2. With regard to the case which he quotes, Lyon, Lord & Co. v. Virbhandas Rattanchand (1923) 76 I.C. 380 decided by the Assistant Judicial Commissioner of Sind, that would not be an authority in this Court and as a matter of fact the view taken in that case that Section 52 applies only to moveable property has been dissented from in Haranchandra Chakravarti v. Joy Chand I.L.R.(1929) 57 Cal. 122 and Sivaswami Odayar v. C.R. Subramania Iyer 1931 M.W.N. 1251. This however does not really touch one of the main points in question, viz., whether Section 52 applies to property which has already been sold. It may be observed that the application to the Sub-Court by the Official Receiver was made before the sale but was refused on the strength of the rulings in Furin Lyon Lord & Co. v. Furin Virbhandas A.I.R. 1924 Sind 69 Ralla Ram v. Ram Labhaya A.I.R. 1925 L.H. 159 and Official Receiver, Tanjore v. Sankara Aiyar (1925) 50 M.L.J. 239. But in Sivaswami Odayar v. C.R. Subramania Iyer 1931 M.W.N. 1251 quoted above the opposite view was held that Section 52 would apply to an interim Receiver. This is the latest authority but it cannot be said perhaps that the point is decidedly settled. Anyhow I do not see any escape from the conclusion that Section 52, which deals entirely with property which has not been brought to sale, is inapplicable to a case where the property has been brought to sale. But it is contended that Section 51 will cover the case. Section 51 says:

Where execution of a decree has issued against the property of a debtor no person shall be entitled to the benefit of the execution against the Receiver except in respect of assets realised in the course of the execution by sale or otherwise before the date of the admission of the petition.

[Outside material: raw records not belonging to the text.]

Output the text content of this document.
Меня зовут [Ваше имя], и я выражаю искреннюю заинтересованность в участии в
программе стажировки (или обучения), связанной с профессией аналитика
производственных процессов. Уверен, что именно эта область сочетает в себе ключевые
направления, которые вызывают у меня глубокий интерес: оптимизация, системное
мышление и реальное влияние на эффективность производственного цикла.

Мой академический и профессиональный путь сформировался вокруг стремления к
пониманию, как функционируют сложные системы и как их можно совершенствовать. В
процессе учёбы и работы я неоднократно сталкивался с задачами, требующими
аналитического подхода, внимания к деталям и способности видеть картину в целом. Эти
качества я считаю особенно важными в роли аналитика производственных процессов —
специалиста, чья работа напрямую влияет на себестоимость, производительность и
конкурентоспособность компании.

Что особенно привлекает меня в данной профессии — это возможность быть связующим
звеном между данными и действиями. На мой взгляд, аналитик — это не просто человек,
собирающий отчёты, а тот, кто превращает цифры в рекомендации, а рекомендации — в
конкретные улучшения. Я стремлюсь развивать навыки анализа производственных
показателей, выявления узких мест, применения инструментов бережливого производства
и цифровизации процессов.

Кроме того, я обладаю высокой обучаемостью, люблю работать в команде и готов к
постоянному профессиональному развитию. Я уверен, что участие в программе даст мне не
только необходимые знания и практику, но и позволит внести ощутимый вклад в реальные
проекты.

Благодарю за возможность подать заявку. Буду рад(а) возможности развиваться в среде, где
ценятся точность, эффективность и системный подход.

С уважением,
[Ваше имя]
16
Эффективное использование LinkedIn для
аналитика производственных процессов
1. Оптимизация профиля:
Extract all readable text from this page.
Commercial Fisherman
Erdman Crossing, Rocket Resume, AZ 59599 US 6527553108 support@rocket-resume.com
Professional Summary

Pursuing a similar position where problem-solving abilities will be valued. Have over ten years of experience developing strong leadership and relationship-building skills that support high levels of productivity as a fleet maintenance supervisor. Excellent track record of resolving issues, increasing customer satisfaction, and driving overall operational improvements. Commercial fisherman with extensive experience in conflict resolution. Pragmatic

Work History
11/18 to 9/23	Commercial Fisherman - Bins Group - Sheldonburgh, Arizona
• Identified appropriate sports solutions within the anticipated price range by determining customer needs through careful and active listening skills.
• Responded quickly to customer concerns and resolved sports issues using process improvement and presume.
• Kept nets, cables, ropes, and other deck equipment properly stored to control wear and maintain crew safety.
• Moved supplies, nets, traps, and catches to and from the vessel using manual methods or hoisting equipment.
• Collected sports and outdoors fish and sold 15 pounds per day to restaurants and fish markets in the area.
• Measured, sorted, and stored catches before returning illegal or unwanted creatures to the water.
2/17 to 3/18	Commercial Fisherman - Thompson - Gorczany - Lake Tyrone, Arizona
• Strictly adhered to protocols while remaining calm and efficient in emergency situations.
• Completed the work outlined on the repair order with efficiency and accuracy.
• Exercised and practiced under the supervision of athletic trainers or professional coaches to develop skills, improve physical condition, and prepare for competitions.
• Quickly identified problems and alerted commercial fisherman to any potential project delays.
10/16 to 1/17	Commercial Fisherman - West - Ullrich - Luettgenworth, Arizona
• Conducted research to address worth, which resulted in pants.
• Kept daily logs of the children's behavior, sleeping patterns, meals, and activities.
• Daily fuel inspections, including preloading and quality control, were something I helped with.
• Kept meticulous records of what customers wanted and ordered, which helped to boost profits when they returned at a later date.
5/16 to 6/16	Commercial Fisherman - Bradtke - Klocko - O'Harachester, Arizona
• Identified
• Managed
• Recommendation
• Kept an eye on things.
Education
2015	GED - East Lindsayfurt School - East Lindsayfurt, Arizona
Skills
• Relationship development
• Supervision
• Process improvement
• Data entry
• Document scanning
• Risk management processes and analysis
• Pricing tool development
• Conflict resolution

3. It is argued for the appellant that the word 'benefit' here means net realisations after meeting the charges. This argument was put in another form before the learned District Judge, namely, that if Section 52 is excluded there is no other section under which the Court has power to direct the proceeds belonging to the debtor to be delivered to the Receiver. With regard to this the learned Judge held that the effect of the provisions of the Act in general, and of Section 51 in particular, was to vest such money in the Official Receiver on behalf of the general body of creditors. I agree that Section 51 does vest the property which has been sold under such circumstances in the Official Receiver but it appears to me a reasonable interpretation of the word 'benefit' to hold that it is the net realisation in execution after paying the costs. If that is so, the balance will not belong to the Official Receiver and, in the absence of any clear provision to the contrary, it would be justifiable to award it to the decree-holder who has incurred the expenses of bringing the property to sale. If Section 51 can be read so as to do justice to the parties I think it is preferable to read it in such a manner, seeing that Section 52 does not apply, rather than to put a construction upon it which is obviously unjust.

4. I would therefore hold that under Section 51 the appellant is entitled to a charge on the property sold for the expenses incurred by him in bringing it to sale. The appeal is therefore allowed with costs throughout (one set) out of the estate. Appellant will recover costs of the suit and of execution.